Неизвестно, чем закончились эти попытки найденыша влиться в ряды землепроходцев, но ему помог случай.

Год (7)161 от сотворения мира/1652-3. Дурной

— -

Темноводье (СИ) - img_2

Глава 21

Вся флотилия дощаников стояла на берегу рядом с рыбацкой деревенькой. Санька сразу узнал знакомые полуизбушки из тонкого бревна, берестяные балаганы. Всё, как в его «родном» селении, только здесь в разы побольше: на великой реке Манбо селились роды покрупнее. Многие казаки спустились на берег и рыскали по опустевшим жилищам. Перед дощаниками в окружении «свиты» стоял Хабаров, и к нему как раз подвели местного мужичонку со связанными руками. Найденыш спрыгнул на землю и подошел поближе.

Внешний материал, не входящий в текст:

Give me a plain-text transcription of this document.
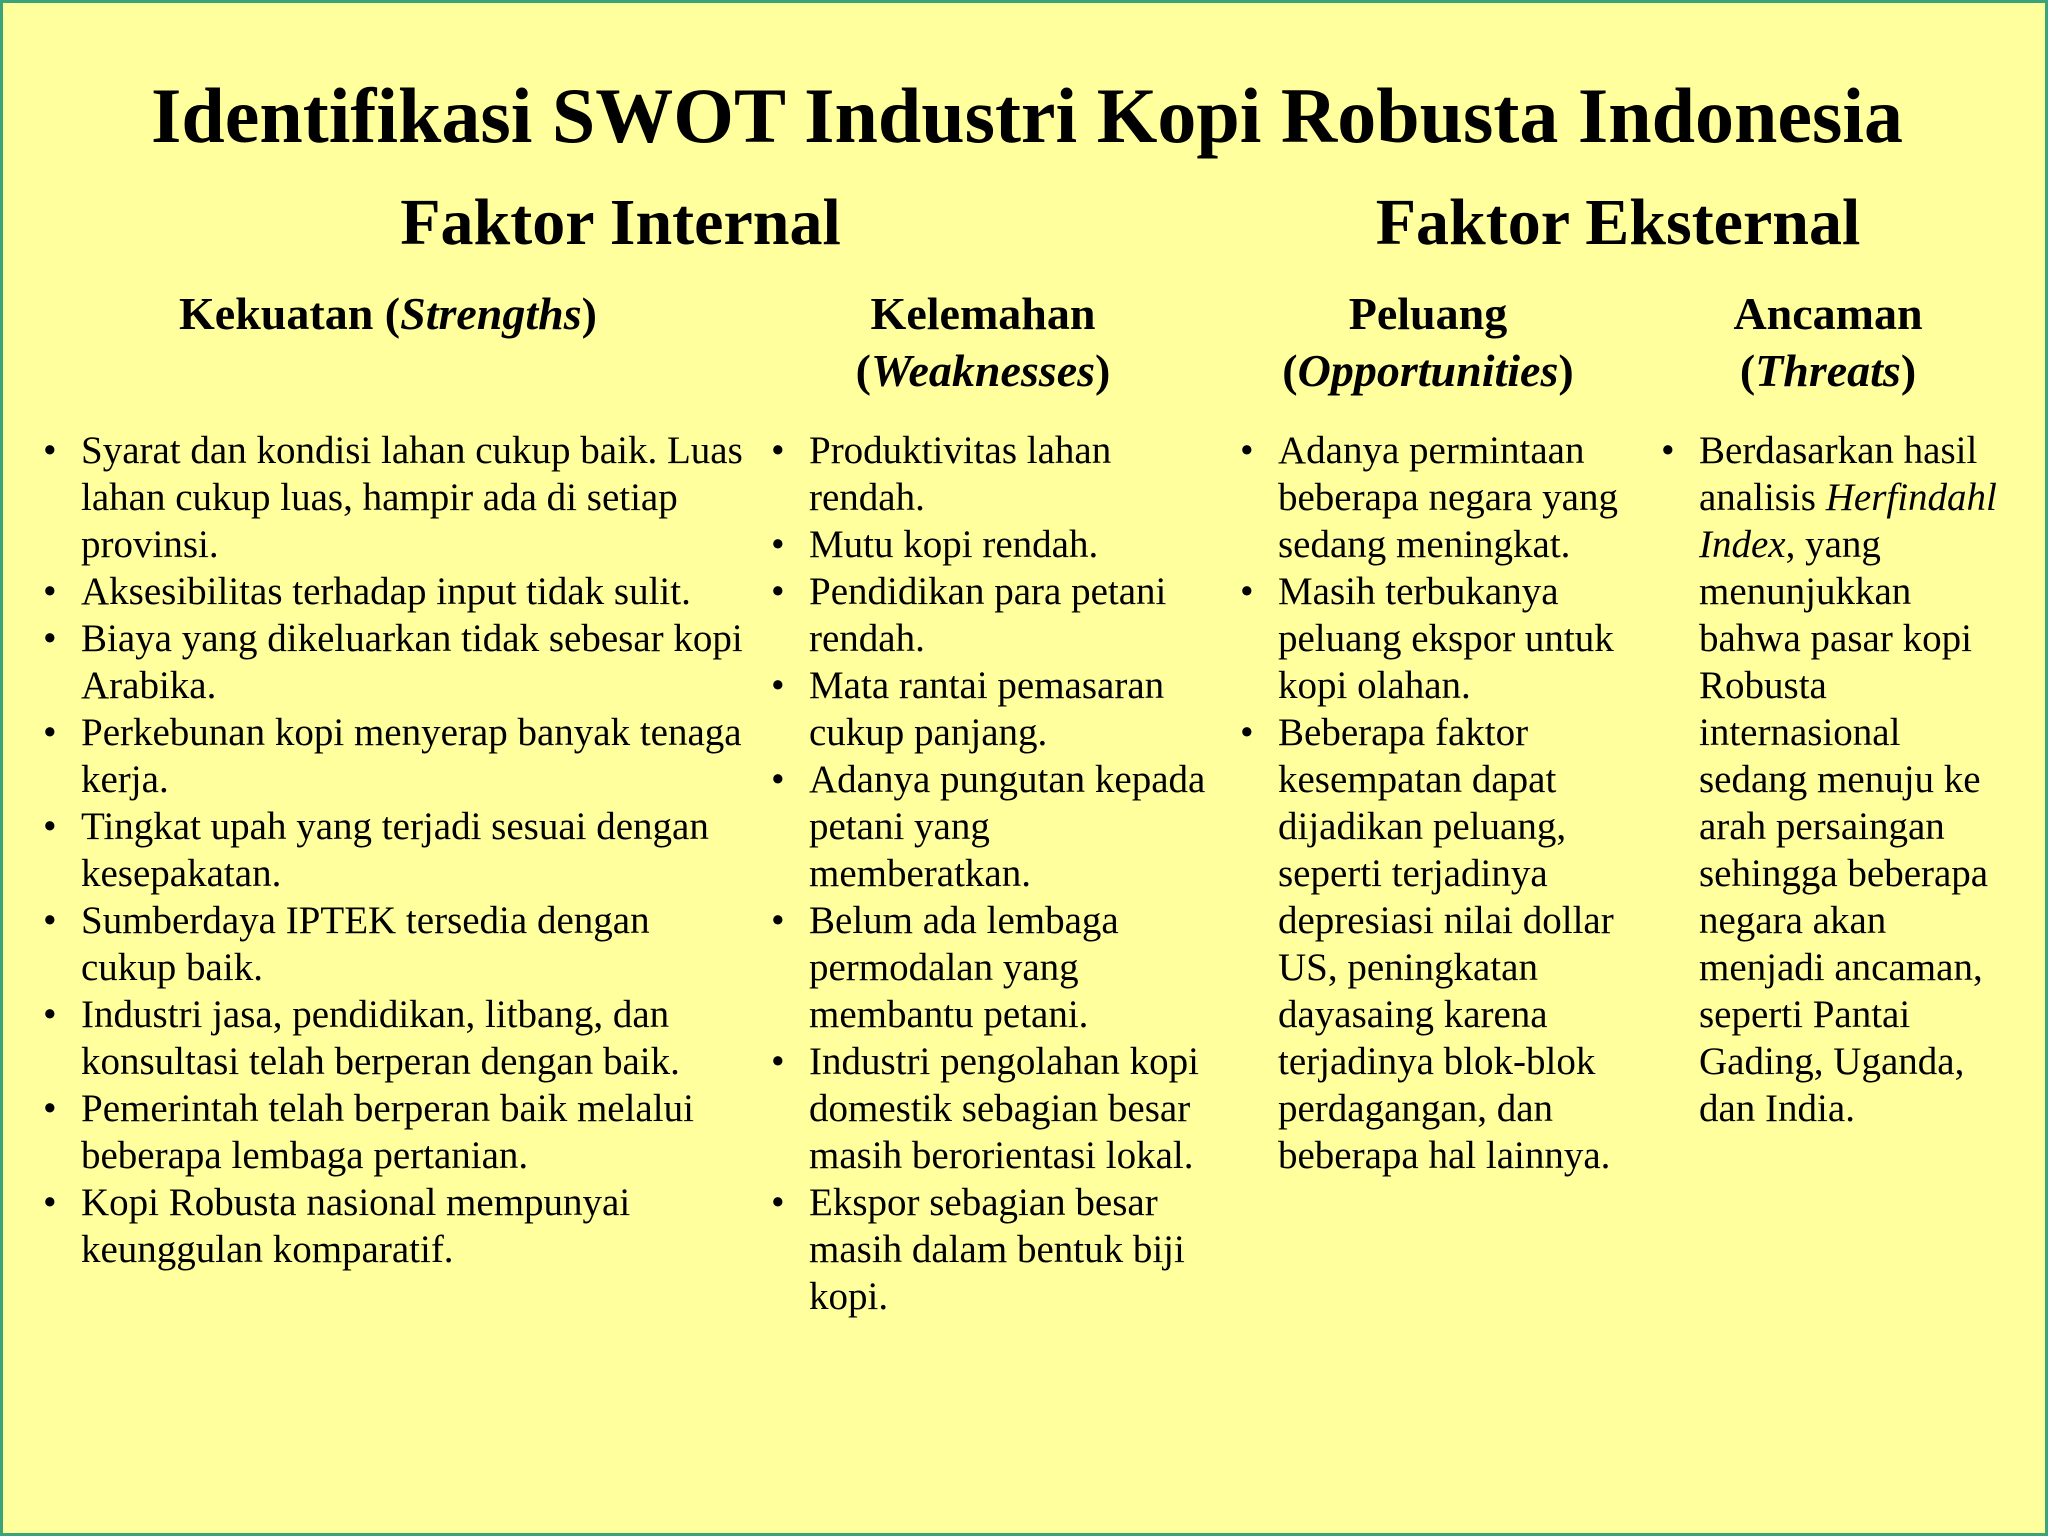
Identifikasi SWOT Industri Kopi Robusta Indonesia
Faktor Internal	Faktor Eksternal
Kekuatan (Strengths)
• Syarat dan kondisi lahan cukup baik. Luas lahan cukup luas, hampir ada di setiap provinsi.
• Aksesibilitas terhadap input tidak sulit.
• Biaya yang dikeluarkan tidak sebesar kopi Arabika.
• Perkebunan kopi menyerap banyak tenaga kerja.
• Tingkat upah yang terjadi sesuai dengan kesepakatan.
• Sumberdaya IPTEK tersedia dengan cukup baik.
• Industri jasa, pendidikan, litbang, dan konsultasi telah berperan dengan baik.
• Pemerintah telah berperan baik melalui beberapa lembaga pertanian.
• Kopi Robusta nasional mempunyai keunggulan komparatif.
Kelemahan
(Weaknesses)
• Produktivitas lahan rendah.
• Mutu kopi rendah.
• Pendidikan para petani rendah.
• Mata rantai pemasaran cukup panjang.
• Adanya pungutan kepada petani yang memberatkan.
• Belum ada lembaga permodalan yang membantu petani.
• Industri pengolahan kopi domestik sebagian besar masih berorientasi lokal.
• Ekspor sebagian besar masih dalam bentuk biji kopi.
Peluang
(Opportunities)
• Adanya permintaan beberapa negara yang sedang meningkat.
• Masih terbukanya peluang ekspor untuk kopi olahan.
• Beberapa faktor kesempatan dapat dijadikan peluang, seperti terjadinya depresiasi nilai dollar US, peningkatan dayasaing karena terjadinya blok-blok perdagangan, dan beberapa hal lainnya.
Ancaman
(Threats)
• Berdasarkan hasil analisis Herfindahl Index, yang menunjukkan bahwa pasar kopi Robusta internasional sedang menuju ke arah persaingan sehingga beberapa negara akan menjadi ancaman, seperti Pantai Gading, Uganda, dan India.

— Козьма, толмачь давай! — велел Хабаров невысокому мужику в теплом не по сезону озяме. — Вызнай, где людишки местные, и видел ли он иудины дощаники? Куда шли, когда?

Толмач Козьма грозно навис над хэдзэни и начал орать в него вопросы. Когда до Саньки дошло, какую дичь несет переводчик, то едва не прыснул. Слова речного народа он расставлял в неправильном порядке, да еще смешивал их с вкраплениями из совсем другого языка. Пленник, как мог, отстранялся от крикуна.

— Что нехристь бормочет? — поинтересовался атаман.

Козьма свел брови и принялся старательно вслушиваться.

— Да, ерунду какую-то Ярофей Павлович! Что про луки, стрелы… Да он нам грозит, паскуда!

— Он молится, — влез Санька, опасаясь, что бедному охотнику сейчас ни за что достанется.

— Молится?

— Просит Небесного Лучника защитить его от речных демонов.

— От кого, от кого? — не понял Хабаров.

— От нас, — опустив глаза, уточнил Дурной.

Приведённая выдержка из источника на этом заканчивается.